Siempre fueron un partido con vocación mayoritaria. Nunca se dirigieron solo a los suyos; se dirigieron, en aquellos años llenos de esperanza para la mayoría, a los españoles. Hacer un discurso para la mayoría les obligó a la moderación política y les alejó de las cavernas ideológicas de quienes se creen en posesión del Santo Grial para salvar a la Humanidad aunque esta no quiera.

Esa apertura de su discurso la hicieron compatible con el rechazo a propuestas ideológicas en aquel tiempo todavía en boga en el panorama internacional, como el comunismo y otras que siempre han gozado en España de un inmerecido prestigio, como la de los nacionalistas periféricos.

Reformistas que miraban al futuro, moderados que integraron a España en Occidente, complementaron la labor iniciada por una generación de políticos muy valiosa, liderada por Adolfo Suárez, injustamente zaherido en su momento.

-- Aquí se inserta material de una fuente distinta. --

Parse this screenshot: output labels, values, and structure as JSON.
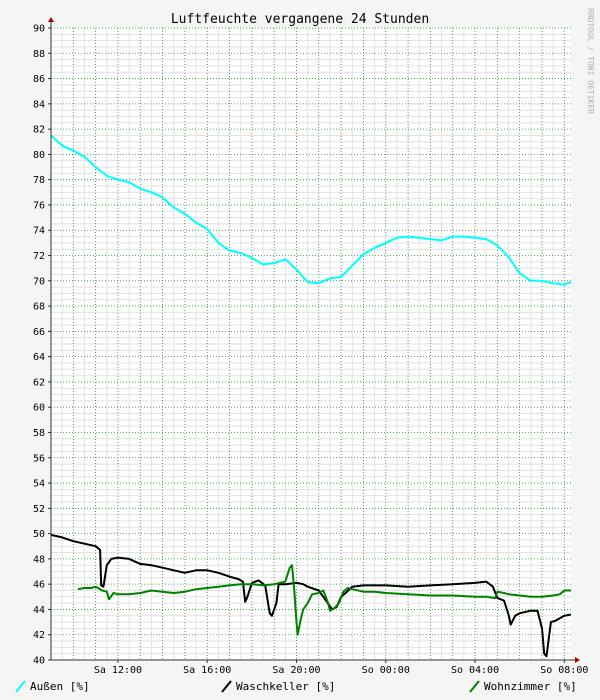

No debemos reducir el número de los socialistas a los citados hasta ahora, pero aquellos, los protagonistas, no fueron personas de una sola batalla en su vida. Estuvieron entonces dispuestos a perder su libertad, luego a enfrentarse a sus propios compañeros por la defensa de la clase trabajadora y ahora a ser injustamente injuriados por defender sus ideas. Debemos agradecer mucho a todos los que dieron aquella batalla de renovación, piensen lo que piensen ahora, pero hay que recordar a los cuatro o cinco personajes insobornables que siguieron defendiendo lo que creían justo.

Por mi parte, termino dejando a los lectores que pongan los reparos razonables que consideren, aceptados de antemano, y reivindicando a ese grupo reducido de personas, porque sin arriesgarse a ser libres, a ganar o perder con sus ideas, la política no merece la pena ni para quienes la practican ni para quienes la sufren.